De: Paul Verhoeven. Com Sharon Stone, Michael Douglas, Jeanne Tripplehorn e George Dzundza. Thriller / Policial / Suspense, EUA / França, 1992, 129 minutos.
Quando a gente pensa em Instinto Selvagem (Basic Instinct) é meio que instantâneo nos vir à mente a clássica cena da "cruzada de pernas", protagonizada pela Sharon Stone no auge da sua beleza hipnotizante. Só que essa famosa sequência não pode ofuscar o óbvio: pra além da cena, o filme de Paul Verhoeven é, talvez, o melhor thriller policial dos anos 90 - com aquele DNA legítimo de sua década, mas sem ignorar outras produções do passado que, muito provavelmente, foram referência. Até porque há todo um quê hitchcockiano na obra - por mais que hoje em dia talvez seja meio clichê esse tipo de adjetivação. Mas o caso é que o filme já abre com uma morte violentíssima e, vá lá, inesperada. Um casal transa vigorosamente até o instante em que uma mulher loira (não conseguimos ver bem o seu rosto), saca um picador de gelo, furando o homem uma dezena de vezes. Um assassinato macabro, que mobilizará uma equipe de investigação, estando entre eles o detetive Nick Curran (Michael Douglas).

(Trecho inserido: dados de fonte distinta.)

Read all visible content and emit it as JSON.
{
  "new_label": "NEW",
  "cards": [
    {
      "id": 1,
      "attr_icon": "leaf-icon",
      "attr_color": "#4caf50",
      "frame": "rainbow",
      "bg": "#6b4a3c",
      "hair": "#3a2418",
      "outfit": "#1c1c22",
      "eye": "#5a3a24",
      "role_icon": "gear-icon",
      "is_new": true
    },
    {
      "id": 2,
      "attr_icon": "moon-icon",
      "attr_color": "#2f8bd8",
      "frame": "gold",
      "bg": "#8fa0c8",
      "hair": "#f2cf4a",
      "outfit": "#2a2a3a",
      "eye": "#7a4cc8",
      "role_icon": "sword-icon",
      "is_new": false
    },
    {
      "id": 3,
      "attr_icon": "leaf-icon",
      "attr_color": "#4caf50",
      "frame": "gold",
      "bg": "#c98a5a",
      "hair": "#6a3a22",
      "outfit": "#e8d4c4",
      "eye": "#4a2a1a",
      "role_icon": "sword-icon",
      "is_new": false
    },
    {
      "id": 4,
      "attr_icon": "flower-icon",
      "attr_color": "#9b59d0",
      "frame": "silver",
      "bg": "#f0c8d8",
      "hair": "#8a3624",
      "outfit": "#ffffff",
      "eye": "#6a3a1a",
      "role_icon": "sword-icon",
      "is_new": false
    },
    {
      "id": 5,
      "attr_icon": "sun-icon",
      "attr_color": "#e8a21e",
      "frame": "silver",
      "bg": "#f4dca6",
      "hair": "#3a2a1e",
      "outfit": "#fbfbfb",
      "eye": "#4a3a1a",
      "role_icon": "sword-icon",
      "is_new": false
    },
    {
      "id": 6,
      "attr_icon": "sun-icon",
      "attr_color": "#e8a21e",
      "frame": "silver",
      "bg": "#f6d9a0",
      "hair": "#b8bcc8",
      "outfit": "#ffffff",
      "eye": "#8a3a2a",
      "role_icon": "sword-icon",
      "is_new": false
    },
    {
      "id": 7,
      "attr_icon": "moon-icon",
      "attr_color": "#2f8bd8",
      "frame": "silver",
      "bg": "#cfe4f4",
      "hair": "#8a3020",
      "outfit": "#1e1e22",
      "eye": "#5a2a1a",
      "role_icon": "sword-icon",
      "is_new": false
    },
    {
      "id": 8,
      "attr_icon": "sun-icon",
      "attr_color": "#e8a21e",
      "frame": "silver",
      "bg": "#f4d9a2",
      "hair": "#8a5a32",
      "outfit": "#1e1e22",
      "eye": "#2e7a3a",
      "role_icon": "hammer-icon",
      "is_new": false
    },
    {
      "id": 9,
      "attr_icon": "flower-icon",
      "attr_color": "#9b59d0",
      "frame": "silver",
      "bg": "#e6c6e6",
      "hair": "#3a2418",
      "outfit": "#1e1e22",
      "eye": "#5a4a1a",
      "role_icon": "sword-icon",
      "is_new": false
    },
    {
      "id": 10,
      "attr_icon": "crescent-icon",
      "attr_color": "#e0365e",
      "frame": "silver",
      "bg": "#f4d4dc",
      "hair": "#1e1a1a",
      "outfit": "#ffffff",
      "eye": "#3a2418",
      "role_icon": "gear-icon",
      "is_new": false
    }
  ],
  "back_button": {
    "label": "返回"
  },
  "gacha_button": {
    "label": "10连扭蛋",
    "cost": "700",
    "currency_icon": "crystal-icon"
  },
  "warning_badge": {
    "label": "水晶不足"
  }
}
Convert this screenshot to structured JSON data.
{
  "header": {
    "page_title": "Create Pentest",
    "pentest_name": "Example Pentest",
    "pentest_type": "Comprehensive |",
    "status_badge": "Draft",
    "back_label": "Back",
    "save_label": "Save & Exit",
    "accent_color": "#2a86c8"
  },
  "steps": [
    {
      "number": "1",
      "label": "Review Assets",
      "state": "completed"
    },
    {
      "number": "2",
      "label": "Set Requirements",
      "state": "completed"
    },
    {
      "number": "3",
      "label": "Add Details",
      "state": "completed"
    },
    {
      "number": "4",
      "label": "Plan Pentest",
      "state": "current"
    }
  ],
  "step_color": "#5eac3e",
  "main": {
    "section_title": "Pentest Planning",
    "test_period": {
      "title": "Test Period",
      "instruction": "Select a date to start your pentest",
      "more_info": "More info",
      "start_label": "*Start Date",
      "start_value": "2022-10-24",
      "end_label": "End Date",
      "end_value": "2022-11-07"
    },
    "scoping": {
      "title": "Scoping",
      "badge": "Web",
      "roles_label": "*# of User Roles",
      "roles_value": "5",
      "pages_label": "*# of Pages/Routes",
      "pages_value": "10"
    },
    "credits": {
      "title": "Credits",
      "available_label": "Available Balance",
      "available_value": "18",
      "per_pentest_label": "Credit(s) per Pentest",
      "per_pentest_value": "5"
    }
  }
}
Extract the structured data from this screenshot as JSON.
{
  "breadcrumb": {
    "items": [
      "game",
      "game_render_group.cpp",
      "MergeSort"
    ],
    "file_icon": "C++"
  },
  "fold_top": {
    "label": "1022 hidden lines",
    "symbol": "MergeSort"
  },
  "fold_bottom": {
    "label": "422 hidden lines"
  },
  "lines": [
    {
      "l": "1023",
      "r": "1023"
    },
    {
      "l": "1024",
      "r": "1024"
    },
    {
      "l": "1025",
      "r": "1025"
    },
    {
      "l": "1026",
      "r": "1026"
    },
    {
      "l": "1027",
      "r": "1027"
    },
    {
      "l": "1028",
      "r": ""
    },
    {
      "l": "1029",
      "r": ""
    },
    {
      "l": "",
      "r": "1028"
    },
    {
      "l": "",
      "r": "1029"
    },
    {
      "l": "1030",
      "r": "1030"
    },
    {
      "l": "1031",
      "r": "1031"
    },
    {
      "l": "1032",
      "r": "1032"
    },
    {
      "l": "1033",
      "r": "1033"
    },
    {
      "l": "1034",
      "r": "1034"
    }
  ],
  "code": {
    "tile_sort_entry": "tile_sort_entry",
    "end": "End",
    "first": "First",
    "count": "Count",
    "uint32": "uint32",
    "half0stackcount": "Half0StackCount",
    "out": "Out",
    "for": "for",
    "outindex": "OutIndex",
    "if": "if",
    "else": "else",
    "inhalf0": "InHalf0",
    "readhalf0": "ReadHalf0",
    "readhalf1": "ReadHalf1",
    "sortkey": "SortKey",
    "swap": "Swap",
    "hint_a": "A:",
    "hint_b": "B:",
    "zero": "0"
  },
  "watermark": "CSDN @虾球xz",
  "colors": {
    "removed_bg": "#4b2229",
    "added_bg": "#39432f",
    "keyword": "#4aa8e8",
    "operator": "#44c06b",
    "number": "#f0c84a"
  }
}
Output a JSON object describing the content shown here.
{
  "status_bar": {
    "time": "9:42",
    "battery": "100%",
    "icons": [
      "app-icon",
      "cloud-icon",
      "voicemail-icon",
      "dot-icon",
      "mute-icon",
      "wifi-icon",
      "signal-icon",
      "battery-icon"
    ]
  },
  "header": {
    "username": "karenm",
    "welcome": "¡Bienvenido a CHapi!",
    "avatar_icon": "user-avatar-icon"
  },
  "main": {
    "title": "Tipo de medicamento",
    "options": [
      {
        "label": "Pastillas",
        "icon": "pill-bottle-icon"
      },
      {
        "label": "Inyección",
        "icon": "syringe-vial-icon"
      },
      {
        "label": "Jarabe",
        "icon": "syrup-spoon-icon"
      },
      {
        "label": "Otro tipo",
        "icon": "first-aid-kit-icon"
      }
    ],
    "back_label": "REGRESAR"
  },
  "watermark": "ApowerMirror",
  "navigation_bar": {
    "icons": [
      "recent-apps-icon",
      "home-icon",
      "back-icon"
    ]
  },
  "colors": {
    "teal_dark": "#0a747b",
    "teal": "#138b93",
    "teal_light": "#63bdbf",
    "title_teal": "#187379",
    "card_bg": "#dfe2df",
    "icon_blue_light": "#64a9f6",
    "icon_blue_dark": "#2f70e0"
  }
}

Como de praxe nesses casos, uma das principais suspeitas do assassinato de Johnny Boz (Bill Cable) - um astro de rock aposentado -, se torna a sua namorada Catherine Tramell (Stone) uma herdeira de patrimônio milionário, que também "ataca" de escritora. E, para surpresa geral dos detetives, o seu livro anterior possuía um recorte narrativo bem curioso, estilo a vida imita a arte: nela, uma mulher cometia um crime justamente matando um homem com um... picador de gelo. Um álibi poderoso? Uma curiosa excentricidade? Alguém cometendo um crime idêntico ao da obra literária, apenas para incriminar Catherine? O comportamento ambíguo e sedutor da suspeita torna tudo ainda mais complicado. Em certa altura, a caminho da delegacia para o seu depoimento, ela revela à Nick e a seu inseparável companheiro Guz (o carismático George Dzunza), que está produzindo um novo romance: nele, um detetive se apaixona pela mulher errada. O que ela revela num tom que leva o deboche ao limite.
Aliás, é justamente o charme zombeteiro adotado por Catherine, que vai exaurindo (mas também apaixonando) Nick. Enquanto os investigadores não conseguem ter a certeza de nada em relação ao crime cometido ou mesmo quem estaria por trás - após a perícia não há provas suficientes que possam incriminar a mulher, mesmo que uma série de elementos pudessem ligá-la ao assassinato -, uma série de segredos do passado, envolvendo não apenas Catherine mas também Nick, vão sendo relevados. Nick também também tem seus traumas: com um histórico de alcoolismo e de consumo de cocaína, teria cometido um grave erro alguns anos atrás, ao abrir fogo por engano em dois turistas, matando-os acidentalmente. O que será um prato cheio para a romancista, que usa essas informações a seu favor de forma provocativa. Nesse combo há ainda a atual namorada, de Catharine, Roxy (Leilani Sarelli) e a psicóloga Beth Garner (Jeanne Tripplehorn), que teve um caso com Nick, recentemente. Todas essas figuras emergirão envoltas em mistérios e em surpresas que tornam a narrativa excitante o tempo todo.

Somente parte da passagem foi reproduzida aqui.